A post on Bentrideronline.com came to mind, regarding the benefits of using friction shifters in velomobiles…. I didn’t like the thought of a bar end shifter sticking out to the side of the tiller, but I really prefer the ability to move that front derailleur a little left or right, when the chain gets an annoying rubbing going on.

So I rummaged around and found a Shimano bar end shifter in my bicycle parts bin; I have a small roll of cable housing and fortunately had one more very long shifter cable in my tool bag (note to self: order more cables and housing). Hostel Shoppe https://hostelshoppe.com/ sells cables that are 2.7m long, perfect for velomobiles. And as I recall if you order them bulk (6 or more?), they are far cheaper per cable.

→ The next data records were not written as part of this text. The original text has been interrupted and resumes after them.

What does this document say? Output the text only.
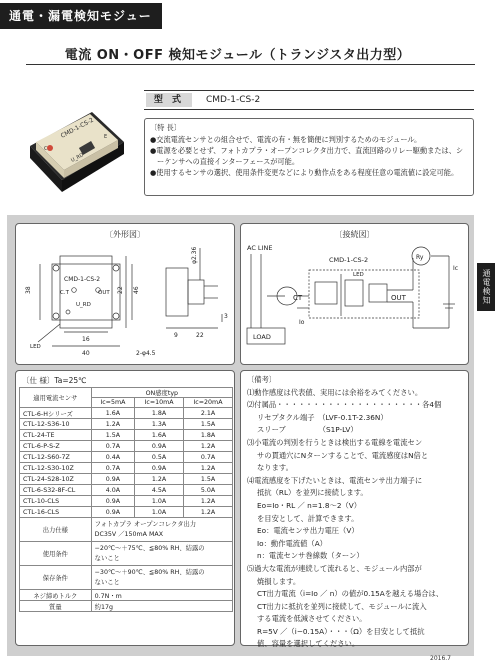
通電・漏電検知モジュール
電流 ON・OFF 検知モジュール（トランジスタ出力型）
CMD-1-CS-2
C
E
U_RD
型 式	CMD-1-CS-2
〔特 長〕
●交流電流センサとの組合せで、電流の有・無を簡便に判別するためのモジュール。
●電源を必要とせず、フォトカプラ・オープンコレクタ出力で、直流回路のリレー駆動または、シーケンサへの直接インターフェースが可能。
●使用するセンサの選択、使用条件変更などにより動作点をある程度任意の電流値に設定可能。
通電検知
〔外形図〕
CMD-1-CS-2
C.T	OUT
U_RD
38	46
22
16
40	2-φ4.5
φ2.36
9	22
3
LED
〔接続図〕
AC LINE
CMD-1-CS-2
LED
CT	OUT
Io
Ic
Ry
LOAD
〔仕 様〕Ta=25℃
適用電流センサ	ON感度typ		
	Ic=5mA	Ic=10mA	Ic=20mA
CTL-6-Hシリーズ	1.6A	1.8A	2.1A
CTL-12-S36-10	1.2A	1.3A	1.5A
CTL-24-TE	1.5A	1.6A	1.8A
CTL-6-P-S-Z	0.7A	0.9A	1.2A
CTL-12-S60-7Z	0.4A	0.5A	0.7A
CTL-12-S30-10Z	0.7A	0.9A	1.2A
CTL-24-S28-10Z	0.9A	1.2A	1.5A
CTL-6-S32-8F-CL	4.0A	4.5A	5.0A
CTL-10-CLS	0.9A	1.0A	1.2A
CTL-16-CLS	0.9A	1.0A	1.2A
出力仕様	フォトカプラ オープンコレクタ出力
DC35V ／150mA MAX		
使用条件	−20℃〜＋75℃、≦80% RH、結露の
ないこと		
保存条件	−30℃〜＋90℃、≦80% RH、結露の
ないこと		
ネジ締めトルク	0.7N・m		
質量	約17g		

〔備考〕

⑴動作感度は代表値、実用には余裕をみてください。

⑵付属品・・・・・・・・・・・・・・・・・・・・各4個

リセプタクル端子　（LVF-0.1T-2.36N）

スリーブ　　　　　（S1P-LV）

⑶小電流の判別を行うときは検出する電線を電流セン

サの貫通穴にNターンすることで、電流感度はN倍と

なります。

⑷電流感度を下げたいときは、電流センサ出力端子に

抵抗（RL）を並列に接続します。

Eo=Io・RL ／ n=1.8〜2（V）

を目安として、計算できます。

Eo：電流センサ出力電圧（V）

Io：動作電流値（A）

n：電流センサ巻線数（ターン）

⑸過大な電流が連続して流れると、モジュール内部が

焼損します。

CT出力電流（i=Io ／ n）の値が0.15Aを越える場合は、

CT出力に抵抗を並列に接続して、モジュールに流入

する電流を低減させてください。

R=5V ／（i−0.15A）・・・（Ω）を目安として抵抗

値、容量を選択してください。

2016.7
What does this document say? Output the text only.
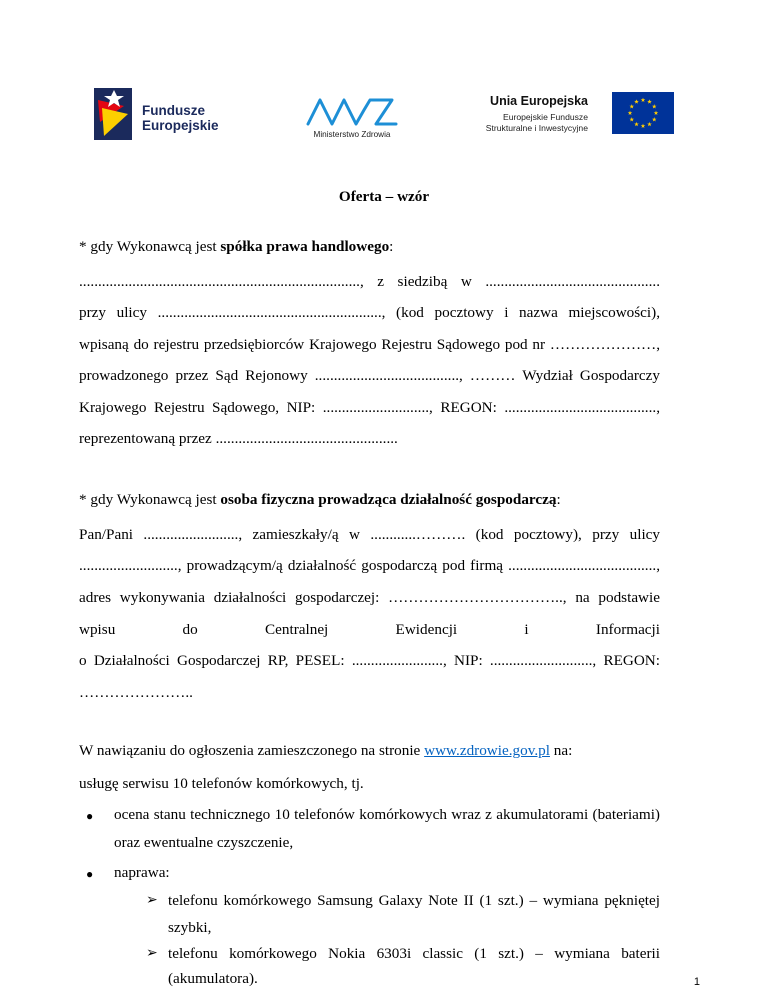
Fundusze
Europejskie
Ministerstwo Zdrowia
Unia Europejska
Europejskie Fundusze
Strukturalne i Inwestycyjne
Oferta – wzór
* gdy Wykonawcą jest spółka prawa handlowego:
.........................................................................., z siedzibą w ..............................................
przy ulicy ..........................................................., (kod pocztowy i nazwa miejscowości),
wpisaną do rejestru przedsiębiorców Krajowego Rejestru Sądowego pod nr …………………,
prowadzonego przez Sąd Rejonowy ......................................, ……… Wydział Gospodarczy
Krajowego Rejestru Sądowego, NIP: ............................, REGON: ........................................,
reprezentowaną przez ................................................
* gdy Wykonawcą jest osoba fizyczna prowadząca działalność gospodarczą:
Pan/Pani ........................., zamieszkały/ą w ............………. (kod pocztowy), przy ulicy
.........................., prowadzącym/ą działalność gospodarczą pod firmą .......................................,
adres wykonywania działalności gospodarczej: …………………………….., na podstawie
wpisu do Centralnej Ewidencji i Informacji
o Działalności Gospodarczej RP, PESEL: ........................, NIP: ..........................., REGON:
…………………..
W nawiązaniu do ogłoszenia zamieszczonego na stronie www.zdrowie.gov.pl na:
usługę serwisu 10 telefonów komórkowych, tj.
● ocena stanu technicznego 10 telefonów komórkowych wraz z akumulatorami (bateriami)
oraz ewentualne czyszczenie,
● naprawa:
➢ telefonu komórkowego Samsung Galaxy Note II (1 szt.) – wymiana pękniętej
szybki,
➢ telefonu komórkowego Nokia 6303i classic (1 szt.) – wymiana baterii
(akumulatora).	1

But for some reason I couldn’t fit the bar end shifter into the tiller handle. No obvious dents or gouges in the metal. I had to spend about an hour with a couple different files, grinding wheel in the Dremel, and finally the best tool was a small sanding cylinder attachment in the Dremel. (I also used a 1″ wide belt sander to buff down the expanding sections of the shifter).

I finally got the shifter installed, installed a new foam grip found in my parts bin, and threaded new cable and housing to the front derailleur. The cable housing was about 3″ too short to re-use.

Shimano bar-end shifter for the front DR, Rohloff selector on the right.

I finally got to take the Milan for a very short ride up the street to check everything out; it’s 96 F outside right now, so certainly not enticing me into a longer ride! Everything seems fine, except the front derailleur needed to be moved down on the derailleur arm; it was still set to work with the 60 tooth. Looking forward to a nice cooler and longer ride so I can fully check this out!

It may look too close, but there is the proper spacing between the idler wheel and the cog.
This is with chain on the 35 tooth chainring . Ideally I’ll be spending more time in the 54 tooth!
The new chainrings installed; they will never be this clean again!
These are the old chainrings; look closely at that larger chainring. Every 6th tooth is
cut down in height, I assume for picking up the chain better.
I’ll miss that outer chain keeper though; it’s part of the ring itself.